For Tracy Norman, another marketer convinced that many of her kin are out of kilter with the over-60s, the breadth of research into the power of the grey pound reveals that businesses can pay dearly for failing coherently to talk to this sector. “They have historically lost, and will continue to lose, sales and growth,” says Norman. “Yet few businesses can today afford to miss such opportunities. Often we have young professionals taking strategies to the mature market based on the myth that older people are set in their ways. But this is a large sector which needs to be segmented and not treated as just one lump.”

What of the programme makers? The BBC is imperiled, the government’s free-market zealots fine-tuning their night-vision sights, crosshairs locked onto the licence fee and any content that might trigger Rupert Murdoch’s sanity detector. So TV programming is increasingly reliant on the marketer’s craft and the life’s blood of advertising. Derek Guthrie, an independent television producer and head of ArtFilms, agrees that broadcasters, like marketers, fundamentally misread what should constitute mature-market programming.

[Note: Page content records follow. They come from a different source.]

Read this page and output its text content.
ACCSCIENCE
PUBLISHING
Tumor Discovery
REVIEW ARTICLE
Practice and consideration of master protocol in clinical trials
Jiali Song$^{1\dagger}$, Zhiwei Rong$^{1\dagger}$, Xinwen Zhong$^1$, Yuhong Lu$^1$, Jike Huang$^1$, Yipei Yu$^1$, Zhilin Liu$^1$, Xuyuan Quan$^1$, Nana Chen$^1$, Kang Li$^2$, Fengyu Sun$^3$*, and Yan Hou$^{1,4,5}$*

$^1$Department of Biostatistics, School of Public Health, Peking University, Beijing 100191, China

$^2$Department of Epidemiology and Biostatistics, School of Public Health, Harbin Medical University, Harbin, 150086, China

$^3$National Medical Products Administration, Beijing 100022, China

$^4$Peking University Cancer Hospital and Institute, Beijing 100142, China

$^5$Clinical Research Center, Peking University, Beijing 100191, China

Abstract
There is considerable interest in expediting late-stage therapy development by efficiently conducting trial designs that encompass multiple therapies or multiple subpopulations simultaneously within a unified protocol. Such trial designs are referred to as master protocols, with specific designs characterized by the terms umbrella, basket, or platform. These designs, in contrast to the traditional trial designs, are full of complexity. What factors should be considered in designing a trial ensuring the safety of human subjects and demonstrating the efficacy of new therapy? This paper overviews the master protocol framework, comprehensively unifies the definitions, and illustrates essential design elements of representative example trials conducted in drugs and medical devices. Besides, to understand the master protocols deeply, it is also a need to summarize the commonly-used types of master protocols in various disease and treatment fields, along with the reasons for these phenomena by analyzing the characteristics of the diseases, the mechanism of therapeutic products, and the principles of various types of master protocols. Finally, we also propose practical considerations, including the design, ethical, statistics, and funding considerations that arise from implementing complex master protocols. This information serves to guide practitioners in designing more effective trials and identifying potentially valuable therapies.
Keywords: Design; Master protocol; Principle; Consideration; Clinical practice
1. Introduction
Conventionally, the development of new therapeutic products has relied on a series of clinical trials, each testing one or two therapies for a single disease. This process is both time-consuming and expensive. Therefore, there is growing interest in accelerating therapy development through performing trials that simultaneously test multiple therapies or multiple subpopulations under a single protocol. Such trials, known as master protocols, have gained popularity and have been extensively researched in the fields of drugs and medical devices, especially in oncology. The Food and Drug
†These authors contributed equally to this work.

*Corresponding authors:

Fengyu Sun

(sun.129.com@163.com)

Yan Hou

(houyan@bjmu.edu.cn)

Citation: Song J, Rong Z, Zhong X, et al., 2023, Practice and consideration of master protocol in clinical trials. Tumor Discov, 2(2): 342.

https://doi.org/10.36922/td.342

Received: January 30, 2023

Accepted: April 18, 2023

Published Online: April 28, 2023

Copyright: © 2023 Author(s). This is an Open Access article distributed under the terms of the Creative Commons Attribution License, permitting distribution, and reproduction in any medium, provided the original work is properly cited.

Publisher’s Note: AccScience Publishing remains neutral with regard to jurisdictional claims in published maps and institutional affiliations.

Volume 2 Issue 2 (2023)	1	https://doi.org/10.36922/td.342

“A marketer will assume that the over-60s want programmes pitched to them in much the same way that a press title is often focused on a specifically-targeted age demographic,” Guthrie says. “This doesn’t necessarily apply in television, which is, by most definitions, a young person’s medium, both to work in and to observe. Older people prefer to be included as part of the whole audience, they enjoy the same programming they always did, and they certainly don’t necessarily enjoy watching a show that’s supposedly targeted at them and no-one else.”

DECLINE AND FALL

Guthrie adds that such misconceptions are unlikely to inhibit the decline of television broadcasting as we know it. “Some programmers assume that older people want to watch their own age-group peers reading the news and presenting programmes of interest. But besides the presentational eye-candy (invariably younger than themselves) this audience demands quality and talent.”

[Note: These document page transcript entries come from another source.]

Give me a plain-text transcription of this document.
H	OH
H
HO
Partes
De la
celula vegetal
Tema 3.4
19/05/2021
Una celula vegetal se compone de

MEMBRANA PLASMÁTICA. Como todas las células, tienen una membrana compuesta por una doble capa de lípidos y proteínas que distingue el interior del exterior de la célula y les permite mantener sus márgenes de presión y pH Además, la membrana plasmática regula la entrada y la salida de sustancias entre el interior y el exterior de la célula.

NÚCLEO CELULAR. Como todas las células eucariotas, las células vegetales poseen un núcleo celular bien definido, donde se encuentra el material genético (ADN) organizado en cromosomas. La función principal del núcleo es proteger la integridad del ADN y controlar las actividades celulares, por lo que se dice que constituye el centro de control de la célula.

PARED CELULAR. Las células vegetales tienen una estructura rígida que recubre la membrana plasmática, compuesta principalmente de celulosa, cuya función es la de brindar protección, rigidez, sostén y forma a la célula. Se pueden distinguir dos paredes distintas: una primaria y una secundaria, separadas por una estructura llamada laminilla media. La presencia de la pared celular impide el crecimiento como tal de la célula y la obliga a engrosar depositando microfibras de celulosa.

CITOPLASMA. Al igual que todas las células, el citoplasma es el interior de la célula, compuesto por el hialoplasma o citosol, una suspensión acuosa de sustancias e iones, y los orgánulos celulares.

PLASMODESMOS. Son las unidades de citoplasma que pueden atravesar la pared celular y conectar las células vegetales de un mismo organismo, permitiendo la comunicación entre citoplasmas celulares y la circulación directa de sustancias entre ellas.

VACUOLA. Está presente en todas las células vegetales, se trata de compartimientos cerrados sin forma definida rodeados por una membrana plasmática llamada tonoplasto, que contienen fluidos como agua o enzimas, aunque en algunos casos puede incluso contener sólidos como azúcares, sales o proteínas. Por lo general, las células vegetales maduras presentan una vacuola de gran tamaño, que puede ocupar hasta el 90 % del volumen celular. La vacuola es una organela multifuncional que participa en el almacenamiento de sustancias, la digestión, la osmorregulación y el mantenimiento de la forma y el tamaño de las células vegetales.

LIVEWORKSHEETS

Lumpen and parochial programming that targets only ‘oldies’ is more than no-consequence condescension; it actually erodes its audience. “As the spend on TV advertising shrinks in favour of social media and search engines, not only will production values suffer, but the programmes themselves will start to disappear. All the mature market seeks is quality programming which is entertaining, stimulating and non-patronising.”

Restating the truism that the most successful agencies are those that take the time to research and understand the older demographic, Tracy Norman of TN Marketing adds: “Such firms are recognising that a high percentage of over-60s use the internet to research and buy online as well as in store and on the back of TV advertising.”

CRUISING AND SURFING

Ah yes, the internet. Rob Barber of TYGA Marketing agrees that ad revenues have suffered because of marketers’ unwillingness or inability to recognise their most appropriate audiences. Yet he, too, sees new-media technology forcing the pace of change.

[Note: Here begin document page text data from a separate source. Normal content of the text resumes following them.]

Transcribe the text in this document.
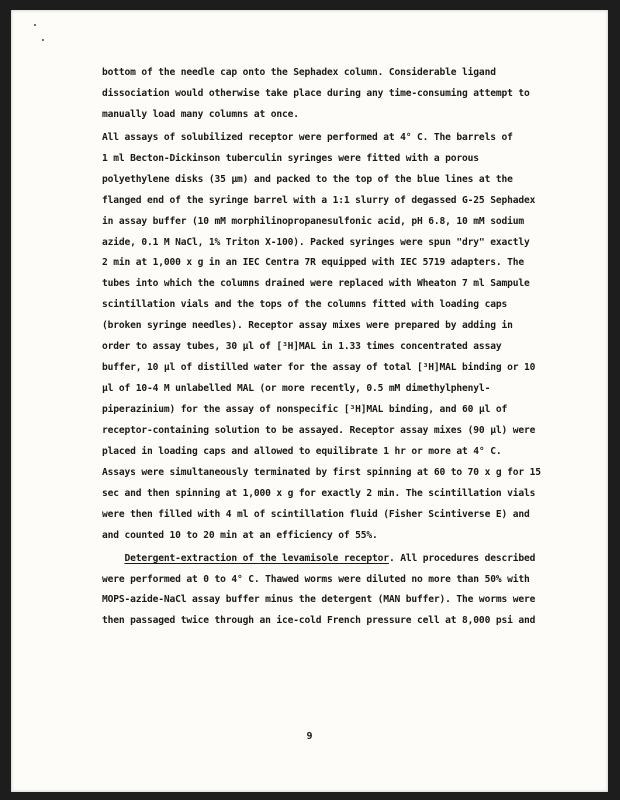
bottom of the needle cap onto the Sephadex column. Considerable ligand
dissociation would otherwise take place during any time-consuming attempt to
manually load many columns at once.
All assays of solubilized receptor were performed at 4° C. The barrels of
1 ml Becton-Dickinson tuberculin syringes were fitted with a porous
polyethylene disks (35 μm) and packed to the top of the blue lines at the
flanged end of the syringe barrel with a 1:1 slurry of degassed G-25 Sephadex
in assay buffer (10 mM morphilinopropanesulfonic acid, pH 6.8, 10 mM sodium
azide, 0.1 M NaCl, 1% Triton X-100). Packed syringes were spun "dry" exactly
2 min at 1,000 x g in an IEC Centra 7R equipped with IEC 5719 adapters. The
tubes into which the columns drained were replaced with Wheaton 7 ml Sampule
scintillation vials and the tops of the columns fitted with loading caps
(broken syringe needles). Receptor assay mixes were prepared by adding in
order to assay tubes, 30 μl of [³H]MAL in 1.33 times concentrated assay
buffer, 10 μl of distilled water for the assay of total [³H]MAL binding or 10
μl of 10-4 M unlabelled MAL (or more recently, 0.5 mM dimethylphenyl-
piperazinium) for the assay of nonspecific [³H]MAL binding, and 60 μl of
receptor-containing solution to be assayed. Receptor assay mixes (90 μl) were
placed in loading caps and allowed to equilibrate 1 hr or more at 4° C.
Assays were simultaneously terminated by first spinning at 60 to 70 x g for 15
sec and then spinning at 1,000 x g for exactly 2 min. The scintillation vials
were then filled with 4 ml of scintillation fluid (Fisher Scintiverse E) and
and counted 10 to 20 min at an efficiency of 55%.
Detergent-extraction of the levamisole receptor. All procedures described
were performed at 0 to 4° C. Thawed worms were diluted no more than 50% with
MOPS-azide-NaCl assay buffer minus the detergent (MAN buffer). The worms were
then passaged twice through an ice-cold French pressure cell at 8,000 psi and
9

“Advertising can now be served to consumers via a combination of market research, social data mining and technologies that allow communication directly with specific audiences,” Barber says. “This enables a cruise line, for example, to push a seaborne ‘party’ lifestyle to its silver market rather than falling back on the ‘dozing in a deckchair’ cliche that might have once been a shoo-in for this type of advertising.” So what’s relevant and marketable to ever more refined and discrete quanta within the sector can now be discerned? “Yes. But marketers and programmers need to move with the times and embrace the technology.”

The professionals’ opinions converge inexorably on a single conclusion: no marketing strategy or broadcast channel can, or should, routinely be populated with condescending, off-the-peg ‘oldies’ content, as if a section of the media landscape has been fenced off and paved over for one big, virtual, multistorey care home. The times they are a’changin’ for sure. So take heart; if you’ve breached 50, when Michael Parkinson waves life assurance policies around on daytime telly, he ain’t necessarily looking at you, kid.